No, ésta tampoco. Ana suspira con frustración mientras tacha la escasa línea que acaba de garabatear. Está rodeada de un entorno perfecto, hace un día espléndido pero lleva media hora sentada en ese claro y aún nada. ¿Por qué no puede escribir algo? Hace ya semanas que se estruja los sesos intentando dar forma a una historia que lleva pensada desde hace tiempo, pero no hay forma de plasmarla en el papel. Su amiga Mireia dice que no se preocupe, que son cosas que pasan y que dentro de nada volverás a ser la misma fanática asocial de siempre, cariño, Y Ana sonríe, asiente y la invita entonces a un helado, pero en el fondo se preocupa, y mucho. ¿Puede que ya se haya agotado ese “don”, como su madre se empeñaba en llamarlo, que hacía que las palabras cobrasen vida antes incluso de escapar de sus dedos? Tal vez abusó demasiado de él… pero, ¿se puede abusar de una cosa tan abstracta? Sacude la cabeza, recordando los cientos de relatos que guarda en el tercer cajón de su escritorio —y en el cuarto y quinto, también. Algunos tan sólo son unas pocas líneas que se le ocurrían mientras esperaba el metro rodeada de apresurados funcionarios; otros, elaboradas historias que nunca vieron la luz por no ser lo suficientemente buenas, según su propio criterio. También esconde ahí los cuentos que escribió de pequeña —el del pueblo que temía al gigante es su favorito.

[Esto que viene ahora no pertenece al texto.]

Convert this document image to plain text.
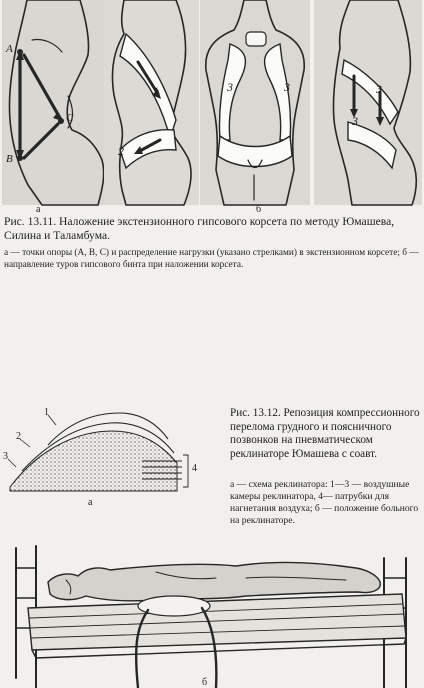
A
B
C
1
2
3	3	3
3
а	б
Рис. 13.11. Наложение экстензионного гипсового корсета по методу Юмашева, Силина и Таламбума.
а — точки опоры (А, В, С) и распределение нагрузки (указано стрелками) в экстензионном корсете; б — направление туров гипсового бинта при наложении корсета.
1
2
3
4
а
Рис. 13.12. Репозиция компрессионного перелома грудного и поясничного позвонков на пневматическом реклинаторе Юмашева с соавт.
а — схема реклинатора: 1—3 — воздушные камеры реклинатора, 4— патрубки для нагнетания воздуха; б — положение больного на реклинаторе.
б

Ana tiene los tres últimos cajones del escritorio hechos “un asco”, como suele decir su madre, pero aún así, no le permite ni acercarse a ellos. Recuerda que cada fin de mes, cuando su madre se propone hacer la limpieza general de la casa, hay una batalla campal. Por un lado, la bayeta y el “plumero” amenazan su pequeña y particular biblioteca, y por otro, Ana y todo un arsenal de pesados volúmenes sobre aeronáutica que nunca ha leído, se atrincheran delante del tesoro y hacen retroceder al enemigo. “¡Algún día me pedirás de rodillas que limpie esta pocilga!” amenaza finalmente su madre, blandiendo el plumero cual espadachín. Y Ana ríe y niega con la cabeza. “Hemos ganado, chicos” susurra entre risas a sus queridos escritos.

El sonido de un pájaro carpintero la despierta de sus ensoñaciones. Pic-pic. Pac-paca-pac. Pic-pic. Siempre le han parecido unas criaturas extrañas y fascinantes. Siempre taladrando, poquito a poco, milímetro a milímetro, pero sin rendirse nunca. Aunque no encuentren comida o el tronco esté demasiado duro, no desisten y siguen picando. Pic-pic. Pac-paca-pac. Pic-pic.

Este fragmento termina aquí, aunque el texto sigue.